On launch day, the moment of truth: “It floated, ran straight and most importantly it was no less stable than any poling skiff of the same dimensions.” Ren exclaimed that he made his second skiff to have a large spray rail to further prevent water from landing on the deck of his boat, making a more pleasurable experience for his charter guests and himself. “On my first boat, in choppy water, I would have to clean my glasses 750 times a day and it drove me insane” he told humorously.
In all, Captain Ren set out to make his second boat more stable, cut through chop more effectively, sit taller, and stay drier; all of which was achieved. Ren said, “it was a homerun.”
Boat #3: Diabolito:
“Once I built the second boat, I knew I started to dial this in. Other boat manufacturers aren’t taking risks and continue to build the same old 20-30 year old designs with better fit and finish and selling shiny boats to brand hungry customers.” Ren realized his design successes and failures and has been fortunate enough to test his creations with over 650+days on the water in the previous two skiffs. This invaluable experience inspired his third boat. Named after a Cuban born pirate, “Diabolito” combines the attributes of Captain Ren’s first two skiffs, while eliminating obvious errors. “Everything has been an improvement from the first boat” he explained. Since he learned from his second design that he could make “tall” skiffs that worked well, it was decided that this would be a feature on every one of Ren’s designs moving forward. Ren exclaimed, “Just watch and wait. You will see manufactures change their skiffs freeboard height in the future.
Diabolito details as follows: the bow rise is in between the first two boats, as he realized the bow rise didn’t need to be as dramatic as it was on his second design to function in the way he needed. One of the few changes he made was to make the boat 6” longer and the bottom 2” wider. While this doesn’t sound drastic, Captain Ren said these small changes would add enough buoyancy to float level with a 115hp motor while still drafting in 6inches or less. “This whole boat is based around a specific motor…so everything is taken into consideration down to the single pound.” I asked Ren, why go through all the trouble to build another boat just to see if it will perform the same as your proven design, just with a bigger motor. He said, “Why not, I don’t have anything else to do.”

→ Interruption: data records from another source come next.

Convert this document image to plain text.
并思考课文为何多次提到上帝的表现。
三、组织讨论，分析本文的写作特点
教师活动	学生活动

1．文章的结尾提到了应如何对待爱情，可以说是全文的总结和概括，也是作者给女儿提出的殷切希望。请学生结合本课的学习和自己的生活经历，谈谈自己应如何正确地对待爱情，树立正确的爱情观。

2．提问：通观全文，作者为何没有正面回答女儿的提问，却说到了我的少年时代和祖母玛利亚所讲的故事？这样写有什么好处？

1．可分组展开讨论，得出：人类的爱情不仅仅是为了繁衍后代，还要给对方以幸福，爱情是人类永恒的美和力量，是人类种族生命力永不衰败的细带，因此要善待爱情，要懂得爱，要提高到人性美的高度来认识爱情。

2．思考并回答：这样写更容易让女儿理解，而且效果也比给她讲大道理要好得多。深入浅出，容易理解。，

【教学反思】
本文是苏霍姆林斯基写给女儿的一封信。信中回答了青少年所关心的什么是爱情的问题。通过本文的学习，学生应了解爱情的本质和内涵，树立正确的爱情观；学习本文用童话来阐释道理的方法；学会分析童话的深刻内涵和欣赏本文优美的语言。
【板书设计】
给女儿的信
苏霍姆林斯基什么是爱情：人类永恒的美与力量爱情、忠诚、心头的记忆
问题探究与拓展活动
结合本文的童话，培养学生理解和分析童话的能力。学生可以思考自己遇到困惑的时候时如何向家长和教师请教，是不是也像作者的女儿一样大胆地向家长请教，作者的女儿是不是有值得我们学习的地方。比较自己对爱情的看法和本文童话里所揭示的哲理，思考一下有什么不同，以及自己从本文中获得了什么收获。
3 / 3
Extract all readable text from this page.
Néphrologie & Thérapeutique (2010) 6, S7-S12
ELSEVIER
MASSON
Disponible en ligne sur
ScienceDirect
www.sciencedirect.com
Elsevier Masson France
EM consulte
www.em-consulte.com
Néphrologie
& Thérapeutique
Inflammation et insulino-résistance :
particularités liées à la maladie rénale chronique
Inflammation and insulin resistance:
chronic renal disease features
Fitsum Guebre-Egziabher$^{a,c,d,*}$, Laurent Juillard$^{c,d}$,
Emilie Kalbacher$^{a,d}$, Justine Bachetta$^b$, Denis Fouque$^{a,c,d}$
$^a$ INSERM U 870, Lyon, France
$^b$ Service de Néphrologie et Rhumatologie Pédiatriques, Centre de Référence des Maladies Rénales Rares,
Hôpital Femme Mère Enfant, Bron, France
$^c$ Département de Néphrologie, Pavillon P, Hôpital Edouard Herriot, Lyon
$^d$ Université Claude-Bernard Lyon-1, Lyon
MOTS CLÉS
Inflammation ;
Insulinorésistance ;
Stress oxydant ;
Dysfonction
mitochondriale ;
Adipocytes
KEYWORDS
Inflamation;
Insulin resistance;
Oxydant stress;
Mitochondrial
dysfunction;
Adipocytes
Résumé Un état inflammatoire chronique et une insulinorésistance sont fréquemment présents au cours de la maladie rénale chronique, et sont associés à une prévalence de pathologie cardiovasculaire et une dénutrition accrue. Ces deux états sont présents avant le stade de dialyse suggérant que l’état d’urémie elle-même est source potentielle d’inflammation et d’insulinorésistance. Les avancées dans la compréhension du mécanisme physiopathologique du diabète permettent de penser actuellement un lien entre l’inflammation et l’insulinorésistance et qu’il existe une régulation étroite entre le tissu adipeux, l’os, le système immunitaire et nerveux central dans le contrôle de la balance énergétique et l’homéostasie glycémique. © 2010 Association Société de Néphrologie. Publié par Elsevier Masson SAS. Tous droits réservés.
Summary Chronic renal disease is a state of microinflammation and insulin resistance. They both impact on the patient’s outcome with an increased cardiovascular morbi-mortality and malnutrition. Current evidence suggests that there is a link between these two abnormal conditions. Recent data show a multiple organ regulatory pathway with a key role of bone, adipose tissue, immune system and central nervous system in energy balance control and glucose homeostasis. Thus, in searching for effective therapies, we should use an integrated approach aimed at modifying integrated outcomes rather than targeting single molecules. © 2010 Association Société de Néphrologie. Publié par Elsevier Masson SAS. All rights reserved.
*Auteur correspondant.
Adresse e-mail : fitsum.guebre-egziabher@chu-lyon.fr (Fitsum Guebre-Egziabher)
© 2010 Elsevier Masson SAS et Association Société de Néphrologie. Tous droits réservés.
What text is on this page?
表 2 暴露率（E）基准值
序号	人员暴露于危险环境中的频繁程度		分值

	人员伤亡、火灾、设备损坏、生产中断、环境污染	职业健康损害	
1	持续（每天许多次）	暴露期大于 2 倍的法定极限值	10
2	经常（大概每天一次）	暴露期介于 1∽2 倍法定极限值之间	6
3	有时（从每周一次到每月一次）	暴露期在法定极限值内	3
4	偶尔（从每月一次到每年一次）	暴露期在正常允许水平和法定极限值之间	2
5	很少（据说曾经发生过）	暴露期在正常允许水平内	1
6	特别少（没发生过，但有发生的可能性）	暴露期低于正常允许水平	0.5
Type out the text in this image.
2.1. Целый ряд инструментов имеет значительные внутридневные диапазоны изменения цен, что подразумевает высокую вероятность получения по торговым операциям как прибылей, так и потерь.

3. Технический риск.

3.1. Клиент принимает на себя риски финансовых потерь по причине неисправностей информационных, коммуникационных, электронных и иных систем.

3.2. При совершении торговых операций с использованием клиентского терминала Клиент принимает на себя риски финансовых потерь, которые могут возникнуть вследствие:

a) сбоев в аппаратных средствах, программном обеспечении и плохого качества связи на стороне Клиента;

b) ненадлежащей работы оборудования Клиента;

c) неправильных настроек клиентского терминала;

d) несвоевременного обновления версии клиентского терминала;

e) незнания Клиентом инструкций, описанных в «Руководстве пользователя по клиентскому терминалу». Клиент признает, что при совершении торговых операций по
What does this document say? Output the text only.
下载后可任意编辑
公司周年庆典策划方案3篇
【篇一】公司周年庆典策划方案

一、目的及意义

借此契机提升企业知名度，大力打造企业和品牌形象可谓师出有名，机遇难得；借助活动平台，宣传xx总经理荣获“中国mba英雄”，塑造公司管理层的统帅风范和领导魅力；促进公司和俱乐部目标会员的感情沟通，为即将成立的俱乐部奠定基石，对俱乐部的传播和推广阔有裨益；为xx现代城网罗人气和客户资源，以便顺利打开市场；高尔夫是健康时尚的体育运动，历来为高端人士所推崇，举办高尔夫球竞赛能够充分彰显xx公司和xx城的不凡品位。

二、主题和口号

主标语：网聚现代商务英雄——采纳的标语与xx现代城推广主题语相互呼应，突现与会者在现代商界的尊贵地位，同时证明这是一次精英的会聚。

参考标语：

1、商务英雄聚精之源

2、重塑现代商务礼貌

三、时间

For Prospective Boat Makers:
Captain Ren suggests that prospective boat makers can learn from his mistakes, so they get their creation right the first time. This includes making a model and blueprints or purchasing plans from Chris Morejohn. Ren explains, a prospective boat maker, building a totally original design, needs to know the basic dimensions he will be working with. This is simple to accomplish-just go to your nearest boat that you like and measure its length and width. Ren also stresses the importance of making a scale-able model, which took him till his second boat to realize he needed to do. He exclaimed that this will save you a lot of time. As much as he enjoyed making his first boat, using a model to make a skiff proved to be much more effective. Once you know that you can make a functional boat, Ren suggests trying to get creative with your design, adding unique features for your own needs. The most important thing that you need to know when designing your own boat is that the sheer line and keel line should not be parallel. If these are parallel to one another, the boat will have a tendency to ride “front-heavy” and you will have a wet boat on your hands if you are not careful. By raising the sheer line 2-3 degrees, the skiff will sit properly on the water line. While it took Ren trial, error, and time to find all this out, you do not need to do the same. Visit Chris Morejohn’s blog spot to learn all the same techniques as Captain Ren. You can even buy plans from Chris Morejohn if you don’t feel like going through the hassle of making them yourself. Happy fishing!